# How can I keep the wasps out?



## 000 (Apr 12, 2014)

Here are some pictures of where I think a plague of wasps are entering from. (Well just a wasp or 2 per day, nonetheless very annoying).

The first 2 pictures have no red arrows or circles to indicate where I think they're entering from so let me briefly explain: they may be entering between the top and bottom parts of the window because there is a gap between these cheap windows when you open them.

here is an album of all the photos:
http://s1152.photobucket.com/user/effort1/library/wasp problems

The bottom of my doors have some solid metal door cover that is completely useless, but I am not allows to remove them.

The bubble wrap on the windows was put up to provide privacy while still letting the light in.

LAST YEAR, The maintenance guy claims he found a large nest a few apartments to the side of me, which was causing a real problem with the same species of wasps that are bothering me this year. They look like yellow jackets on steroids.
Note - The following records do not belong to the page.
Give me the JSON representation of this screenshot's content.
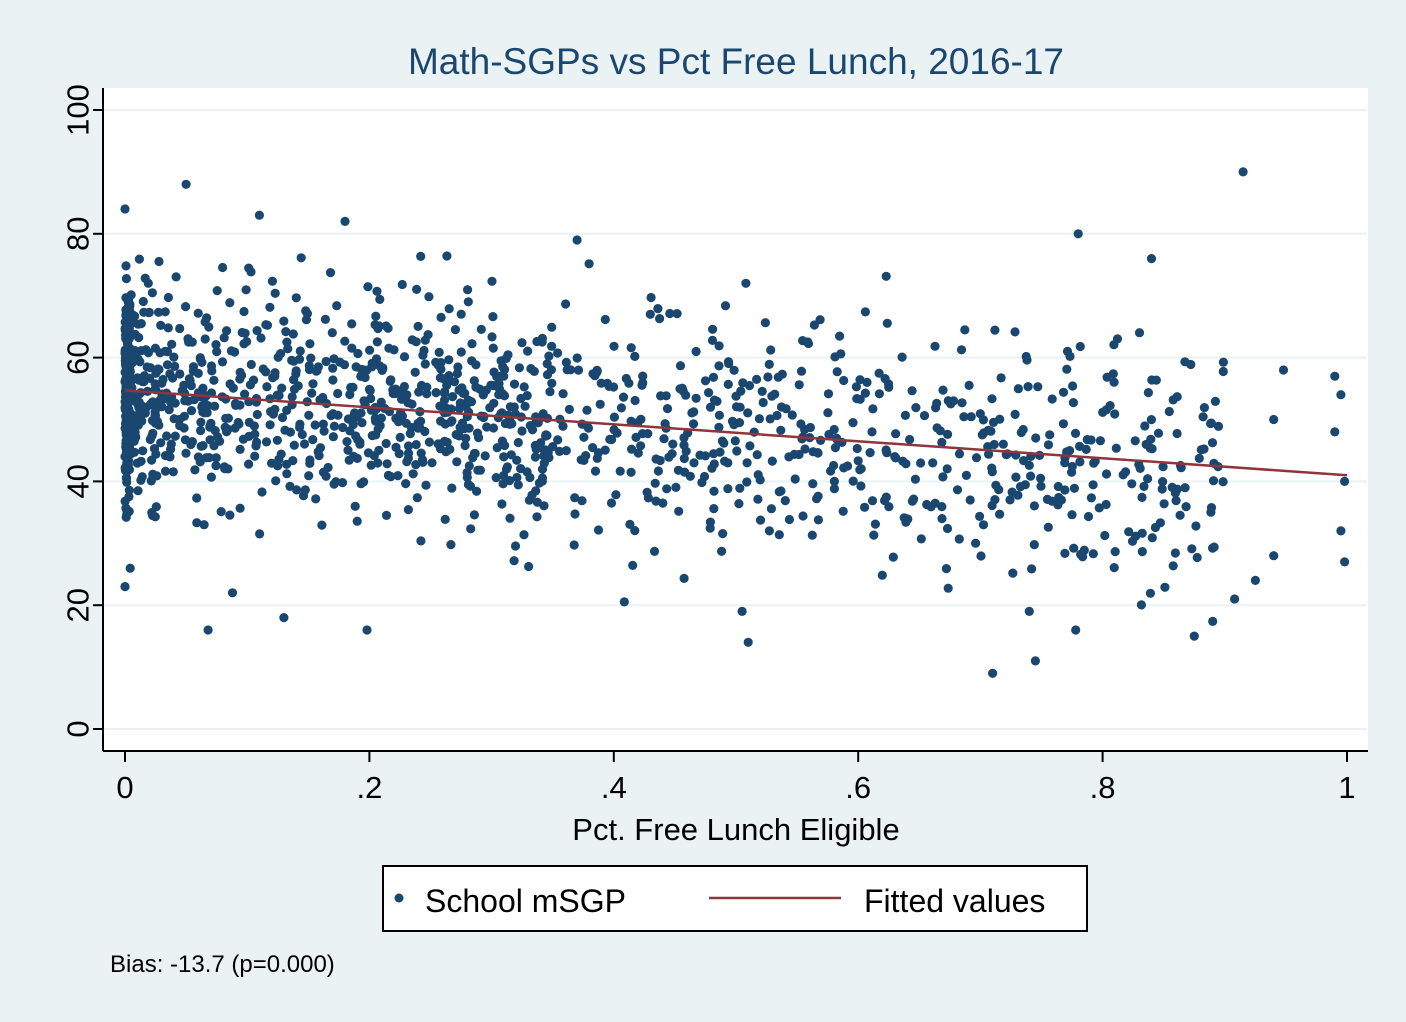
{
  "chart_data": {
    "type": "scatter",
    "title": "Math-SGPs vs Pct Free Lunch, 2016-17",
    "xlabel": "Pct. Free Lunch Eligible",
    "ylabel": "",
    "xlim": [
      0,
      1
    ],
    "ylim": [
      0,
      100
    ],
    "xticks": [
      0,
      0.2,
      0.4,
      0.6,
      0.8,
      1
    ],
    "xtick_labels": [
      "0",
      ".2",
      ".4",
      ".6",
      ".8",
      "1"
    ],
    "yticks": [
      0,
      20,
      40,
      60,
      80,
      100
    ],
    "ytick_labels": [
      "0",
      "20",
      "40",
      "60",
      "80",
      "100"
    ],
    "grid": true,
    "legend": {
      "position": "bottom",
      "entries": [
        "School mSGP",
        "Fitted values"
      ]
    },
    "series": [
      {
        "name": "School mSGP",
        "kind": "scatter",
        "color": "#1a476f",
        "n_points": 1500,
        "note": "Representative sample of schools; dense at x near 0, mean falls with x",
        "highlighted_points": [
          {
            "x": 0.915,
            "y": 90
          },
          {
            "x": 0.05,
            "y": 88
          },
          {
            "x": 0.0,
            "y": 84
          },
          {
            "x": 0.11,
            "y": 83
          },
          {
            "x": 0.18,
            "y": 82
          },
          {
            "x": 0.78,
            "y": 80
          },
          {
            "x": 0.37,
            "y": 79
          },
          {
            "x": 0.84,
            "y": 76
          },
          {
            "x": 0.0,
            "y": 23
          },
          {
            "x": 0.088,
            "y": 22
          },
          {
            "x": 0.068,
            "y": 16
          },
          {
            "x": 0.13,
            "y": 18
          },
          {
            "x": 0.198,
            "y": 16
          },
          {
            "x": 0.51,
            "y": 14
          },
          {
            "x": 0.505,
            "y": 19
          },
          {
            "x": 0.71,
            "y": 9
          },
          {
            "x": 0.745,
            "y": 11
          },
          {
            "x": 0.74,
            "y": 19
          },
          {
            "x": 0.875,
            "y": 15
          },
          {
            "x": 0.778,
            "y": 16
          },
          {
            "x": 0.908,
            "y": 21
          },
          {
            "x": 0.99,
            "y": 57
          },
          {
            "x": 0.995,
            "y": 54
          },
          {
            "x": 0.99,
            "y": 48
          },
          {
            "x": 0.998,
            "y": 40
          },
          {
            "x": 0.995,
            "y": 32
          },
          {
            "x": 0.998,
            "y": 27
          },
          {
            "x": 0.948,
            "y": 58
          },
          {
            "x": 0.94,
            "y": 50
          },
          {
            "x": 0.94,
            "y": 28
          },
          {
            "x": 0.925,
            "y": 24
          }
        ]
      },
      {
        "name": "Fitted values",
        "kind": "line",
        "color": "#90353b",
        "x": [
          0,
          1
        ],
        "y": [
          54.7,
          41.0
        ]
      }
    ],
    "annotations": [
      "Bias: -13.7 (p=0.000)"
    ]
  },
  "colors": {
    "background": "#eaf2f3",
    "plot_background": "#ffffff",
    "gridline": "#eaf2f3",
    "title": "#1a476f",
    "axis": "#000000",
    "marker": "#1a476f",
    "fit_line": "#90353b"
  },
  "legend_entries": {
    "scatter_label": "School mSGP",
    "line_label": "Fitted values"
  },
  "note_text": "Bias: -13.7 (p=0.000)"
}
So, my question, once again, is: how do I seal up these things so the wasps cant get in? I'm also going to have a small air conditioner put in one of the windows which will leave many, many small gaps where the wasps could enter.

THANKS FOR YOUR TIME!!!


----------



## gregzoll (Dec 25, 2006)

Go to your local Public Health department and complain that the management is not taking care of the nuisance. There are traps that they can set up to help eliminate them. There is also safe sprays that can be used.

Wasps are looking for food sources or water. Is why they are trying to get inside.


----------



## 000 (Apr 12, 2014)

SORRY! I meant to write 1 or 2 per WEEK not per day.


----------



## 000 (Apr 12, 2014)

anyone?


----------



## IslandGuy (Jan 30, 2014)

Fix the holes that are allowing them in.


----------